Representative Steve Hurst acknowledged that forced chemical castration is not without problems. The medication does not work equally well with all people. Predators could also find other ways to molest children. The Alabama Department of Health was chosen to administer the medication. Currently, the legislation is under legal review. If it passes legal muster, it will be sent to Governor Kay Trey to sign or reject. Several other states – including California, Texas and Florida – allow chemical castration for certain types of sexual molesters. The controversy surrounding involuntary castration has led to criticism by the American Civil Liberties Union) ACLU).
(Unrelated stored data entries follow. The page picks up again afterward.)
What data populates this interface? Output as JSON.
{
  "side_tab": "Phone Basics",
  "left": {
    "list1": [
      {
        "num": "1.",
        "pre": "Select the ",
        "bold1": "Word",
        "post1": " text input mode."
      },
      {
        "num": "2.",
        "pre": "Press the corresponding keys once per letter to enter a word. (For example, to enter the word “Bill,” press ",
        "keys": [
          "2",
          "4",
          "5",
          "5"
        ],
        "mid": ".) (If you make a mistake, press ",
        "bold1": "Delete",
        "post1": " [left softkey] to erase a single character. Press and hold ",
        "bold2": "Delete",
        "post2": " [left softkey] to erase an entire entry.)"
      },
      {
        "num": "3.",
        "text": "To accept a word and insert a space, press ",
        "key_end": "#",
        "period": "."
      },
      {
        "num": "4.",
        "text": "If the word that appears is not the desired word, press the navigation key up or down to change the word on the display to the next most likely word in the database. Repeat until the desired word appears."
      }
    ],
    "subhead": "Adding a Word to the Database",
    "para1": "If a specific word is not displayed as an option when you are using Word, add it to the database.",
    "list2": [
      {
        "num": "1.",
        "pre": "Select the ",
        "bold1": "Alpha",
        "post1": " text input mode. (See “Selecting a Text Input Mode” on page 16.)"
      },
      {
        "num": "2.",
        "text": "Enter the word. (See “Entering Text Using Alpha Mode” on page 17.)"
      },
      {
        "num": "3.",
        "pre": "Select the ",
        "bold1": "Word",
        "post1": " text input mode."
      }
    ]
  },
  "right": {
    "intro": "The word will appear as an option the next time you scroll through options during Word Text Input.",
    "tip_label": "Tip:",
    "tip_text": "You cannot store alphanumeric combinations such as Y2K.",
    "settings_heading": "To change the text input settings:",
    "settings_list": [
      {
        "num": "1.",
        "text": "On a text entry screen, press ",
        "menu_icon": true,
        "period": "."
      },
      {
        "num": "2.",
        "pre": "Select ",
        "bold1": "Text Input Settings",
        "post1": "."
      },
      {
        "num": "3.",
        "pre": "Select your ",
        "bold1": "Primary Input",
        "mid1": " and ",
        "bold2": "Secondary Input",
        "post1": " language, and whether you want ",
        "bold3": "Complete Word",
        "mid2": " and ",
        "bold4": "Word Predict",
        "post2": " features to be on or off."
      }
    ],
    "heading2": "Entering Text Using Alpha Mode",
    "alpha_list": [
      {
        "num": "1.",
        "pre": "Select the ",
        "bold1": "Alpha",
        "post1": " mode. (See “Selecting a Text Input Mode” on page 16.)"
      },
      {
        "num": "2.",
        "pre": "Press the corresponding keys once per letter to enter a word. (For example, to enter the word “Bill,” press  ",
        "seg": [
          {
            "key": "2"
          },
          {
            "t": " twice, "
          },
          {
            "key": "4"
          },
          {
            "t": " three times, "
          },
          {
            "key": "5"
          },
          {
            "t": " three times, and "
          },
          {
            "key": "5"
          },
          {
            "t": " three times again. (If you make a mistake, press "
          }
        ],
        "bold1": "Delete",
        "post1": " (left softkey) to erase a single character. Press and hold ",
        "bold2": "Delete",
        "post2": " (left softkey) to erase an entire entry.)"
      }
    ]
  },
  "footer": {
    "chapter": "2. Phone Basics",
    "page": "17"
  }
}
The executive director of the ACLU of Alabama believes that medication “raises constitutional concerns.” These considerations are being evaluated.
It is the opinion of the Court Jester that for the most heinous sexual predators, temporary chemical castration is not unacceptable. Legislation like this should remind Americans who the real sex offenders are – dangerous people who need to be monitored for the rest of their lives.